Mr Les Johnson (HUGHES, NEW SOUTH WALES) (Minister for Housing) - I move:

That the Bill be now read a second time.

This Bill and 2 Bills that I shall be introducing shortly - the States Grants (Housing) Bill 1973 and the States Grants (Housing Assistance) Bill 1973 - are inter-related. The purpose of the Housing Agreement Bill 1973 is to obtain parliamentary approval for the Commonwealth to execute an agreement with each State that will be substantially in accordance with the form contained in the Schedule to this Bill. The Agreement provides that, during each of the 5 years commencing in 1973-74, the Commonwealth will make advances at low rates of interest to the States for welfare housing purposes. Unlike the housing assistance offered to the States by the former Government, we propose, and the Agreement provides, that our assistance will henceforth be directed towards those families and persons most in need of it. No less than 85 per cent of the family homes to be built by State housing authorities with our advances will be allocated to families where the average gross weekly income of the main bread-winner - exclusive of any overtime and child endowment payments - does not exceed 85 per cent of average weekly earnings per employed male unit as defined in the Agreement. Where the family includes more than 2 children, this will be increased by $2 per week for each child beyond the second. Those eligible will be mainly the lower income families who are paying too high a proportion of their incomes in private rents or are living in unsatisfactory accommodation. The State housing authorities may also use our advances to build homes for couples without dependants where the main breadwinner is an aged person or an invalid with a gross weekly income that does not exceed about 60 per cent of average weekly earnings. A single aged person or an invalid will also be eligible to obtain a housing authority unit where his or her income does not exceed 40 per cent of average weekly earnings.

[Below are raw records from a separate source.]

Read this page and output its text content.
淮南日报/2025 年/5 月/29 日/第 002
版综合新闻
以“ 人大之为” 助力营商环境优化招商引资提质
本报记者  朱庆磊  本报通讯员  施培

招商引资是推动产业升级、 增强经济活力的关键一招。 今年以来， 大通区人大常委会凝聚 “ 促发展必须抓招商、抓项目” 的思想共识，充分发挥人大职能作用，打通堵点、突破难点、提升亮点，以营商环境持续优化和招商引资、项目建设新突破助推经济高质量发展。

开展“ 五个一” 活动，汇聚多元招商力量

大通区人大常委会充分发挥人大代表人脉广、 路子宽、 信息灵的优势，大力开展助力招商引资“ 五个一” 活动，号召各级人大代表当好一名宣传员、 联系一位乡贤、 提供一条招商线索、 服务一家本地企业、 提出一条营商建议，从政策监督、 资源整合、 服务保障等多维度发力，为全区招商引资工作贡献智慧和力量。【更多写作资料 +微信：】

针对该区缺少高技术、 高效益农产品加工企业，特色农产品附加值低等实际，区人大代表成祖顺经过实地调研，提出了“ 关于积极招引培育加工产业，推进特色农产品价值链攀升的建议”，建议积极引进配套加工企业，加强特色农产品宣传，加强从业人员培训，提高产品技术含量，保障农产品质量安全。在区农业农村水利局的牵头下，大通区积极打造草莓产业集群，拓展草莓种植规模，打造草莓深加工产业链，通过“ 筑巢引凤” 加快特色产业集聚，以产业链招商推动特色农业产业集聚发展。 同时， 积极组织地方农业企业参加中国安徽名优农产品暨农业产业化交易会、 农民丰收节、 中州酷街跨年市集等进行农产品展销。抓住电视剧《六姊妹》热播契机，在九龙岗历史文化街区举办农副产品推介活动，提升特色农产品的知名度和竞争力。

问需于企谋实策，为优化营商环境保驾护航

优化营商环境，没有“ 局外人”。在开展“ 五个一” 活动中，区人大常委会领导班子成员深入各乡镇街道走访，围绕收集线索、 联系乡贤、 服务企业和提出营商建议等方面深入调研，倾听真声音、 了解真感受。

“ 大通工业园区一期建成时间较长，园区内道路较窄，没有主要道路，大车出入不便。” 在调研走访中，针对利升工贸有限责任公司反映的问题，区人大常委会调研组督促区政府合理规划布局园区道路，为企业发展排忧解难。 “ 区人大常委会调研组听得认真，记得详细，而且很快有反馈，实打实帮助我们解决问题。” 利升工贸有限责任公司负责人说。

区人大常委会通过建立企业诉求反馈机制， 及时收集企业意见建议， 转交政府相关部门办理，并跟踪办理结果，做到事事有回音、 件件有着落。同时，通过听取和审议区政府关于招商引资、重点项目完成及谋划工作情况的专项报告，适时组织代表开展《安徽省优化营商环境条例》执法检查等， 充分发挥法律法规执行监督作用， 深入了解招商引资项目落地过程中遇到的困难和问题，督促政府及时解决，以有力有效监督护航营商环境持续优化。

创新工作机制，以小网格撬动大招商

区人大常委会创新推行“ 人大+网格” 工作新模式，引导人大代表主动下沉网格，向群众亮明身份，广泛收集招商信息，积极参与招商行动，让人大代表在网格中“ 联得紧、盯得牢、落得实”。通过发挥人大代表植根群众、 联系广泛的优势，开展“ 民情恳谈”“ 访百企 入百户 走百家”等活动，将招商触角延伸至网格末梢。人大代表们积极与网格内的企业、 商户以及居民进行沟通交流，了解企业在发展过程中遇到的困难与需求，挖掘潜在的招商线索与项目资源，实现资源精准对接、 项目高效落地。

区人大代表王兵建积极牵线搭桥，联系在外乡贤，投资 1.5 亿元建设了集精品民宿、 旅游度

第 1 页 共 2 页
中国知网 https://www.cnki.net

These families and persons include the majority of those in need of decent accommodation at a modest price. We are determined to ensure that more of this type of accommodation will be built by the State housing authorities than has been built in recent years. To take into account the high cost of constructing a home in some remote areas of Australia and in areas where incomes are on average far higher than in the capital cities, the Minister may approve for those areas somewhat higher needs tests than those that will apply generally throughout the States. To those who will claim that the needs tests to be applied by State housing authorities are too restrictive, our reply is that those most in need of housing assistance, certainly the majority of applicants on the waiting lists of the States, are persons with relatively low incomes, and that, even with expanded government home building programs, it will be some years before the housing needs of all these persons are met. It is, of course, open to any State to use portion of its approved borrowings or semi-governmental borrowings to build homes for those less in need. The emphasis of our assistance is on the needy.

I wish to make it perfectly clear, Mr Speaker, that despite this emphasis there is no thought that a person who has been allocated accommodation by a State housing authority will be asked to vacate his dwelling if his income subsequently rises above the needs test level. There is absolutely no truth in statements that have been made to this effect. Those statements have emanated especially in Victoria during the current Victorian election campaign. Subject to the granting of priorities in cases of urgent need, dwellings provided with our advances shall be allocated to persons in the order in which their applications are lodged or accepted by the housing authority. The Agreement also provides that each State will ensure that the number of family dwellings allocated by its housing authority to families who satisfy the needs test shall not be less than the total number of family dwellings built with our advances and become available during the year for allocation for the first time, and 25 per cent of the number of family dwellings constructed by the States with financial assistance under this and. previous Commonwealth-State Housing Agreements that become available during the year for re-allocation.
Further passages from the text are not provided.